Кандидатом оказался высокий негр по имени Кабина. У Кабины были красивые бакенбарды, и он прилично говорил по-русски и по-английски. Родом он был, как и муж Тани, из Ганы. Так же, как и одноглазый Уильям, Кабина учился в Харькове, женился на украинке, и у него был сын-мулат. Несколько лет назад Кабина выехал с женой и ребенком в США, где вся семья получила политическое убежище. Поговорив с Кабиной, я убедился, что лучшего переводчика нам не достать — описание преследований будет исходить из уст не просто переводчика, но и жертвы аналогичных преследований. Вопрос только в том, откуда иммиграционному работнику было знать, что Кабина тоже жертва? Теоретически функция Кабины заключалась в переводе, а не в рассказе о самом себе.

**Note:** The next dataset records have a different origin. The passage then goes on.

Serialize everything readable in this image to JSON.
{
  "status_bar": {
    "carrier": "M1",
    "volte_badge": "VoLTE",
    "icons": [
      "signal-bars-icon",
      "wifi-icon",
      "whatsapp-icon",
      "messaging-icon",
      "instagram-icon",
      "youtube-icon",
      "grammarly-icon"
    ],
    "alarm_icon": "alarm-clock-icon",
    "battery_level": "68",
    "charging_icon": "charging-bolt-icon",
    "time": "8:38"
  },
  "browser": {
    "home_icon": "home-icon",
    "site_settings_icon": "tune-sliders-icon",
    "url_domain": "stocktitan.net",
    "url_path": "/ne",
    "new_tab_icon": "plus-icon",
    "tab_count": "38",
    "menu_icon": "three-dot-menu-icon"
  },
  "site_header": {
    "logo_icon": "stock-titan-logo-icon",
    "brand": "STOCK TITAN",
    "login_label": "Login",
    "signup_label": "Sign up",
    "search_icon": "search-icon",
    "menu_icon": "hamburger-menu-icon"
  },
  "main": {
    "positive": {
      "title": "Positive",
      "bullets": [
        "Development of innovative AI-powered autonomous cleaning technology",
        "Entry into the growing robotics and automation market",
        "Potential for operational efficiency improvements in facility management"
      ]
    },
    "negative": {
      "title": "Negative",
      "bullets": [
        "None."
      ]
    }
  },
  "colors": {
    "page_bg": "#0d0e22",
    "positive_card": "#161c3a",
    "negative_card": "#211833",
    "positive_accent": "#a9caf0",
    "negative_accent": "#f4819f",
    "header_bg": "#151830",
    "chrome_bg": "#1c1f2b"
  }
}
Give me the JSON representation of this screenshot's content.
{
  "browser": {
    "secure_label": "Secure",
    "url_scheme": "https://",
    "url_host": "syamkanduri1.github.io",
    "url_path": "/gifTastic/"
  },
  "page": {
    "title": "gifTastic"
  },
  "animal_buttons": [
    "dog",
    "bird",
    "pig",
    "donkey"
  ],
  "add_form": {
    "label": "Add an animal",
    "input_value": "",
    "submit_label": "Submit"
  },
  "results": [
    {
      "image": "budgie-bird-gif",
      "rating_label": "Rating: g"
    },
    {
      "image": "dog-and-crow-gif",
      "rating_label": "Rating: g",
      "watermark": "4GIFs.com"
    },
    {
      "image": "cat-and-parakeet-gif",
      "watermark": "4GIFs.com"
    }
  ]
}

— Кабина, мне нужно, чтобы ты каким-то образом совместил функции переводчика с функцией свидетеля, причем сделал это мягко, почти незаметно, — сказал я ему в конце разговора.
— Не волнуйся, все будет в порядке, — ответил Кабина. — Уверяю тебя, что мы хорошо бухнём после этого, отмечая победу.
— Кабина, а сколько ты можешь выпить? — поинтересовался я, почувствовав в его голосе повышенный интерес к спиртному.
— Литр водки запросто! — гордо ответил Кабина.
— Это ты в Харькове так научился пить?
— В Харькове и в Киеве.
— Жена за это не ругает?
— Первая ругала, мы развелись. Сейчас я опять женат.
— А откуда вторая жена?
— Из Луганска.
— Кабина, ты только на украинках женишься? Где ты ее нашел?
— Мы здесь познакомились, на вечеринке. Ты прав, я люблю только украинских девушек.
Кабина становился мне симпатичнее с каждой новой подробностью своей жизни и личности. Я подумал о множестве знакомых и клиентов, не могущих найти себе мужа или жену, жалующихся, что в иммиграции достойных людей не найти днем с огнем. А вот Кабина любит украинских девушек и находит их повсюду. Просто надо знать, кого любишь. И не комплексовать. Ведь это в Харькове негр посланец цивилизации, а в Америке… сами понимаете.